TO be a good banker requires some intellectual and some moral qualifications. A banker need not be a man of talent, but he should be a man of wisdom. Talent, in the sense in which the word is ordinarily used, implies a strong development of: some one faculty of the mind. Wisdom implies the due proportion of all the faculties. A banker need not be a poet or a philosopher - a man of science or of literature - an orator or a statesman. He need not possess any one remarkable quality by which he may be distinguished from the rest of mankind. It is only necessary that he should possess a large portion of that practical quality which is called common sense. Banking talent (using the word talent here in the sense of adaptation of character to any particular pursuit) consists more in the union of a number of qualities, not in themselves individually of a striking character, but rare only in their combination in the same person. It is a mistake to suppose that banking is such a routine employment that it requires neither knowledge nor skill. The number of banks that have failed within the last fifty years are sufficient to show, that to be a good banker requires qualities as rare and as important as those which are necessary to attain eminence in any other pursuit. The dealer in money exercises intellectual faculties of a high order, and of great value to the community. His profession has a powerful bearing on the practical happiness of mankind.

"The philosophy which affects to teach us a contempt of money, does not run very deep; for, indeed, it ought to be still more clear to the philosopher than it is to the ordinary man, that there are few things in the world of greater importance. And so manifold are the bearings of money upon the lives and characters of mankind, that an insight which should search out the life of a man in his pecuniary relations, would penetrate into almost every cranny of his nature. He who knows, like St. Paul, both how to spare and how to abound, has a great knowledge: for if we take account of all the virtues with which money is mixed up - honesty, justice, generosity, charity, frugality, forethought, self-sacrifice, - and of their correlative vices - it is a knowledge which goes near to cover the length and breadth of humanity: and a right measure and manner in getting, saving, spending, giving, taking, lending, borrowing, and bequeathing, would almost argue a perfect man."1

But though wisdom - or, in other words, a high degree of common sense - does not imply the possession of any remarkable talent (the undue development of any one faculty), it always implies the absence of any remarkable defect. One great defect in a banker is a want of decision. A banker ought to know how to balance the evidence on each side of a question, and to arrive speedily at a just conclusion.

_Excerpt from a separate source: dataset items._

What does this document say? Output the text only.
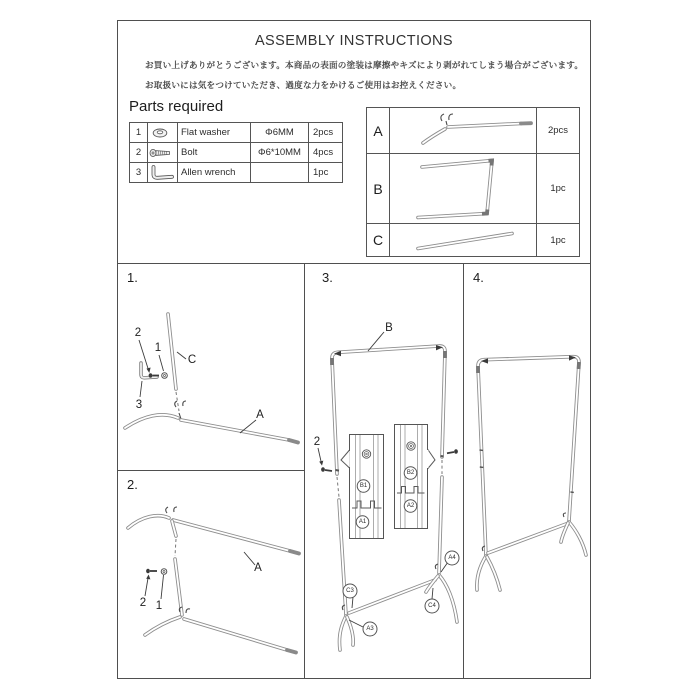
ASSEMBLY INSTRUCTIONS
お買い上げありがとうございます。本商品の表面の塗装は摩擦やキズにより剥がれてしまう場合がございます。
お取扱いには気をつけていただき、過度な力をかけるご使用はお控えください。
Parts required
1		Flat washer	Φ6MM	2pcs
2		Bolt	Φ6*10MM	4pcs
3		Allen wrench		1pc
A		2pcs
B		1pc
C		1pc
1.
2
1
3
C
A
2.
A
2 1
3.
B1
A1
B2
A2
C3
A3
C4
A4
B
2
4.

"Indecisiveness will be, cceteris paribus, most pernicious in affairs which require secrecy. 1st, Because the greatest aid to secrecy is celerity. 2nd, Because the undecided man, seeking after various counsel, necessarily multiplies confidences. The pretext for indecisiveness is commonly mature deliberation; but, in reality, indecisive men occupy themselves less in deliberation than others; for to him who fears to decide, deliberation (which has a foretaste of that fear) soon becomes intolerably irksome, and the mind escapes from the anxiety of it into alien themes. Or, if that seems too open a dereliction of its task, it gives itself to inventing reasons of postponement. And the man who has confirmed habits of indecisiveness, will come in time to look upon postponement as the first object in all cases, and wherever it seems to be practicable, will bend all his faculties to accomplish it." 1

1 Notes from Life: in six Essays. By Henry Taylor.

Another defect is a want of firmness. A banker having, after a mature consideration, made up his mind, should be capable of a strict adherence to his previous determination: he should know when to say, No; and having once said No, he should adhere to it. Another defect is a hasty or impetuous temper. Another is that of being swayed by any personal or constitutional prepossession. Almost every man has a sin by which he is most easily beset; a constitutional defect, against which it is necessary he should be upon his guard.

It is a great advantage to a banker, and indeed to every one else, to know himself. He should know wherein he excels, and wherein he is deficient. He ought to know whether he is disposed from his temperament to be excessively cautious, or excessively liberal - whether his manners are courteous or abrupt - whether he is apt to view matters on their gloomy or on their bright side - whether social intercourse renders him more or less fit for his official engagements - whether the presents and civilities he receives from his customers do, or do not, affect his transactions with them in matters of business. When he has made a loss, he should examine whether the loss was occasioned by the ordinary operation of events, or produced by any little weaknesses of his own character. He should record all those instances in which he has shown a want of firmness, of discretion, of discrimination, or of perseverance; and should guard in future against the exhibition of any similar defect:

1 Taylor's Statesman. I would advise all bankers, and all other persons at the head of large establishments, to read this little work.

"Man, know thyself; all wisdom centres there."

But while a banker should make himself acquainted with his own defects, he ought not to let his customers become acquainted with them. All wise men know their own defects; none but fools publish them. Crafty men, who often have occasion to borrow money, are quick in perceiving the weaknesses of their banker. And if they find that by coaxing, or flattering, or gossiping, or bribing, or threatening, they can influence his conduct, he will always be at their mercy. On this account it is, perhaps, advisable that a banker should not have too much social intercourse with those of his customers who have occasion to ask him for any large amount of accommodation.